For about 12 years now I have taught a class in communication skills. What I find interesting is that the definition of communication --"is the transfer of meaning." Words do have different meanings geographically, culturally, and generational. For example the crotch rocket term has noting to do with the anatomy but everything to do with the type of machine. Law enforcement officers use terms that have meaning but would not be understood by most of society and easily taken out of context. So do nurses, EMTS, doctors, pilots, scuba divers and even pastors. Examples, crispy critter, going down, flash, etc.. Then add in trade language, and you have a perfect example of words being said but no real communication taking place. It is to easy to assume what one persons says means exactly what we think they meant -- from our perspective.

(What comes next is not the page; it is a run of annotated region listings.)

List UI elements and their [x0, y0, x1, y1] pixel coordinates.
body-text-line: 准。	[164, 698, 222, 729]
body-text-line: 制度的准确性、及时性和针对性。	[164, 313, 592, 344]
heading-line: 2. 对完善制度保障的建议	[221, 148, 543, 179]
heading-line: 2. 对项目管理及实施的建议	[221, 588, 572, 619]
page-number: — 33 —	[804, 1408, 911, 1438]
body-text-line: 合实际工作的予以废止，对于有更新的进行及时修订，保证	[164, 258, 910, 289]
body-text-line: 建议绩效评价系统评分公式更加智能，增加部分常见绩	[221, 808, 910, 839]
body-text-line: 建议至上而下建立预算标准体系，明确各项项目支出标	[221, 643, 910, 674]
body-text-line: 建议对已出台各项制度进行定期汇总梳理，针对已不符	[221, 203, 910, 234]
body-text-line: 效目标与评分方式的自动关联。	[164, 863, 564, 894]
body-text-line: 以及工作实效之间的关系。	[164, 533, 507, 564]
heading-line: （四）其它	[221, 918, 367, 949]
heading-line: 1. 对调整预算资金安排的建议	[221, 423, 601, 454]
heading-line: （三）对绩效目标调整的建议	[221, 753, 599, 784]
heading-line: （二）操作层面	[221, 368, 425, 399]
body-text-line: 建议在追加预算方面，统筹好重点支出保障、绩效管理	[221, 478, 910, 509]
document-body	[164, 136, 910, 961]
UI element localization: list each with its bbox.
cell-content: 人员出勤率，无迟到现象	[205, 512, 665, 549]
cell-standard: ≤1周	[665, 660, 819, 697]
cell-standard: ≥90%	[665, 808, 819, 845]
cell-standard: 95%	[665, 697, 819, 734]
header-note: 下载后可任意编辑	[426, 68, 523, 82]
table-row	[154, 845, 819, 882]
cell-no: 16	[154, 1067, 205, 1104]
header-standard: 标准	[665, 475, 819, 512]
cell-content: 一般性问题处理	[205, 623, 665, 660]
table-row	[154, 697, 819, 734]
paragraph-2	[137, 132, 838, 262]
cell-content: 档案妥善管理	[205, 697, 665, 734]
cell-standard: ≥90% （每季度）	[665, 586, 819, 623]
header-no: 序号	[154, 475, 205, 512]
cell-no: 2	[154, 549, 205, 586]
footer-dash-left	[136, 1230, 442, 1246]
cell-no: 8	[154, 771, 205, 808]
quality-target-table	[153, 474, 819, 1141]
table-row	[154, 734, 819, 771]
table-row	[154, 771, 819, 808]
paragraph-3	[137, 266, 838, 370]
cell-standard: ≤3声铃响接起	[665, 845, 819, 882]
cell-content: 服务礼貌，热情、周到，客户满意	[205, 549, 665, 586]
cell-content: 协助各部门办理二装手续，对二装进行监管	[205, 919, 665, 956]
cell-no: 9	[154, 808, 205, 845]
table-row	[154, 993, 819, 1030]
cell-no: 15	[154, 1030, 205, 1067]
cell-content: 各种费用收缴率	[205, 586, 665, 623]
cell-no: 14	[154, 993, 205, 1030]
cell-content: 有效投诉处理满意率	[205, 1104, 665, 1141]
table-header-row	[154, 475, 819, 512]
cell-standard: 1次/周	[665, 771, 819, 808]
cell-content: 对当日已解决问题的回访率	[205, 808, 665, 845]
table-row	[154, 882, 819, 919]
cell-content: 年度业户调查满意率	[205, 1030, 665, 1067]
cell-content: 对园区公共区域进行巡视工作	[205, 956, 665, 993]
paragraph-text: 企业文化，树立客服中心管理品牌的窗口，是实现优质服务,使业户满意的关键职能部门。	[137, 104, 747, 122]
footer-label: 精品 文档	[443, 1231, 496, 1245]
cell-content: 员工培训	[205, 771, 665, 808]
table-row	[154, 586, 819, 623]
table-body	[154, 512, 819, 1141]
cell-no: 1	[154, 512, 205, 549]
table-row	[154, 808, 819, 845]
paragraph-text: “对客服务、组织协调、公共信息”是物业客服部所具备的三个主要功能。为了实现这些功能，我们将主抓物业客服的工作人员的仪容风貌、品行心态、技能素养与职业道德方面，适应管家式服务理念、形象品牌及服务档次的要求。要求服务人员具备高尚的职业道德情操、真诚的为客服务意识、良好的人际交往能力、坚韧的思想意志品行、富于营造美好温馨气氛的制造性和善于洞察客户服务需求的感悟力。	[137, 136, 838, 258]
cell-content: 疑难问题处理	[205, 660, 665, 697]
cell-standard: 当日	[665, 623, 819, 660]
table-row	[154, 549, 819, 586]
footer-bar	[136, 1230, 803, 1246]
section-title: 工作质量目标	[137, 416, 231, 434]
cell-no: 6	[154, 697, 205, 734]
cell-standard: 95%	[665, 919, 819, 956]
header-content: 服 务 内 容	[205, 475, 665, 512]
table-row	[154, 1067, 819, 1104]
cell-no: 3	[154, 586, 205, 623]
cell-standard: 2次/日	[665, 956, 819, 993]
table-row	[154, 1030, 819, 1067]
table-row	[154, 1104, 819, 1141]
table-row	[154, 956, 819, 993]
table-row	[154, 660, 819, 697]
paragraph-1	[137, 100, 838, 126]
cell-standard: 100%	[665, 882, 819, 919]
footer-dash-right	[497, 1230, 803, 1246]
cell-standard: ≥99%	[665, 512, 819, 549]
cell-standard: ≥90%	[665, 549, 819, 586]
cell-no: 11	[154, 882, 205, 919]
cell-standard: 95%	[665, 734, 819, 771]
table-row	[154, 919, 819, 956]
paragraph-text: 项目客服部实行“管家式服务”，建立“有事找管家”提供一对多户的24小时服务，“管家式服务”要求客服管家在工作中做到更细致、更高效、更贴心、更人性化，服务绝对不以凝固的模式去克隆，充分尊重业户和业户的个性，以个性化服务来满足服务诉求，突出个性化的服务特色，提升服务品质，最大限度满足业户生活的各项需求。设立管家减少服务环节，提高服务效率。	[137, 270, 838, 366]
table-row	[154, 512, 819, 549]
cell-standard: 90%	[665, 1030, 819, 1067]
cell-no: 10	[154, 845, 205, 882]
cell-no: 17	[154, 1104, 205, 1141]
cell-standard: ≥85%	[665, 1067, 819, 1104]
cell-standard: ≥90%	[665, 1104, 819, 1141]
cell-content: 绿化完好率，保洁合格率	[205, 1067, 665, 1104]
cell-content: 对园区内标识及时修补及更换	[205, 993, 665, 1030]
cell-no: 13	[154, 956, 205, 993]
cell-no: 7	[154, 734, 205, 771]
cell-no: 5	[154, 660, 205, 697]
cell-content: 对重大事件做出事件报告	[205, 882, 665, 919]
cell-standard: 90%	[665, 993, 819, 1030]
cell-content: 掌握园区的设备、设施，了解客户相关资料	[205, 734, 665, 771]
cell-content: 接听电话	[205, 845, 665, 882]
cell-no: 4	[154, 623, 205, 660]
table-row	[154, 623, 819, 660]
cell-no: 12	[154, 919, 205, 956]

Words like fundamentalist, conservative, liberal, orthodox, etc all have various meanings depending on the cultural, social, educational, and accepted local meanings of the words being used.
It is so easy to be offended when we "assume" we know what a person meant by using "our" definition of the words used. Some on this forum are very good at using words to slam and deliberately imply a different meaning to what others are saying. The point I am making is that there is enough room for miss-communication without deliberately attempting to change the context of what someone says just to make our selves look better (in our own eyes) or justify our cherished opinions by implying others are stupid, bigoted, or dumb.
One such comment implied those who might ride motorcycles, or hunt, are somehow just macho apes, while those who read poetry and sing are cultured and somehow better. I for example am former military, former law enforcement, married for almost 50 years, love to shoot, have studied the martial arts for years, enjoy the theater, sing in a choir, madrigals, play hand bells, play an musical instrument, actually enjoy reading, one of my degrees was a masters in psychology --- before going to seminary and I for one know it all means nothing. What we do for, and with the help of Christ, is what counts. Just one opinion from an old man.